Tempat salat juga terbagi dua yang terpisah untuk jamaah laki-laki dan perempuan serta kolam tempat wudu dan serambi masjid. Sekarang ini, kolam yang ada di depan pintu masuk masjid untuk membasuh kaki sebelum masjid sudah dijadikan kolam ikan. Para jamaah cukup mengambil air wudhu dari air kran air.

Mimbar Khotib Masjid Pajimatan Imogiri

“Masjid ini mengalami beberapa kali pembangunan. Awalnya pada zaman Sultan Agung kemudian dilanjutkan raja-raja yang lain. Bangunan ini masih asli meski ada beberapa tempat yang direstorasi agar tidak rusak,” ungkap salah satu pengurus Masjid Pajimatan, R. Mangun Pamujo.

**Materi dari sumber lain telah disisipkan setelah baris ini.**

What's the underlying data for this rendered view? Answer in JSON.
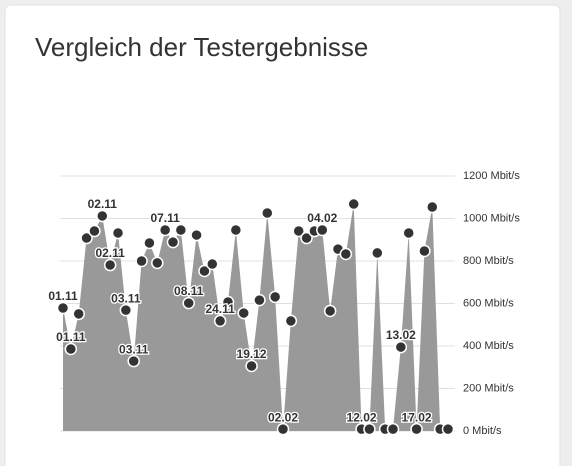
{
  "chart_data": {
    "type": "area",
    "title": "Vergleich der Testergebnisse",
    "categories": [
      "01.11",
      "01.11",
      null,
      null,
      null,
      "02.11",
      "02.11",
      null,
      "03.11",
      "03.11",
      null,
      null,
      null,
      "07.11",
      null,
      null,
      "08.11",
      null,
      null,
      null,
      "24.11",
      null,
      null,
      null,
      "19.12",
      null,
      null,
      null,
      "02.02",
      null,
      null,
      null,
      null,
      "04.02",
      null,
      null,
      null,
      null,
      "12.02",
      null,
      null,
      null,
      null,
      "13.02",
      null,
      "17.02",
      null,
      null,
      null,
      null
    ],
    "values": [
      579,
      386,
      551,
      908,
      941,
      1012,
      781,
      932,
      569,
      329,
      800,
      885,
      791,
      946,
      889,
      946,
      602,
      922,
      753,
      786,
      518,
      607,
      946,
      555,
      306,
      616,
      1026,
      631,
      9,
      518,
      941,
      908,
      941,
      946,
      565,
      856,
      833,
      1068,
      9,
      9,
      838,
      9,
      9,
      395,
      932,
      9,
      847,
      1054,
      9,
      9
    ],
    "color": "#999999",
    "marker_color": "#333333",
    "ylim": [
      0,
      1200
    ],
    "yticks": [
      {
        "value": 0,
        "label": "0 Mbit/s"
      },
      {
        "value": 200,
        "label": "200 Mbit/s"
      },
      {
        "value": 400,
        "label": "400 Mbit/s"
      },
      {
        "value": 600,
        "label": "600 Mbit/s"
      },
      {
        "value": 800,
        "label": "800 Mbit/s"
      },
      {
        "value": 1000,
        "label": "1000 Mbit/s"
      },
      {
        "value": 1200,
        "label": "1200 Mbit/s"
      }
    ],
    "grid": true
  }
}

Oleh karena masjid ini merupakan satu kesatuan dengan kompleks makam, lanjut Mangun, masjid ini juga diurus dan dijaga oleh 12 orang abdi dalem keraton. Mereka semua adalah warga dusun sekitar yang diberi tugas merawat sekitar lingkungan masjid secara bergiliran.

“Selain berziarah ke makam, orang yang datang ke masjid juga banyak. Pada bulan puasa paling banyak yang datang saat salat Jumat. Orang yang mengaji atau tadarus sehabis tarawih juga banyak. Malam selikuran atau malam lailatul qodar akan lebih banyak lagi yang datang,” ujar Mangun.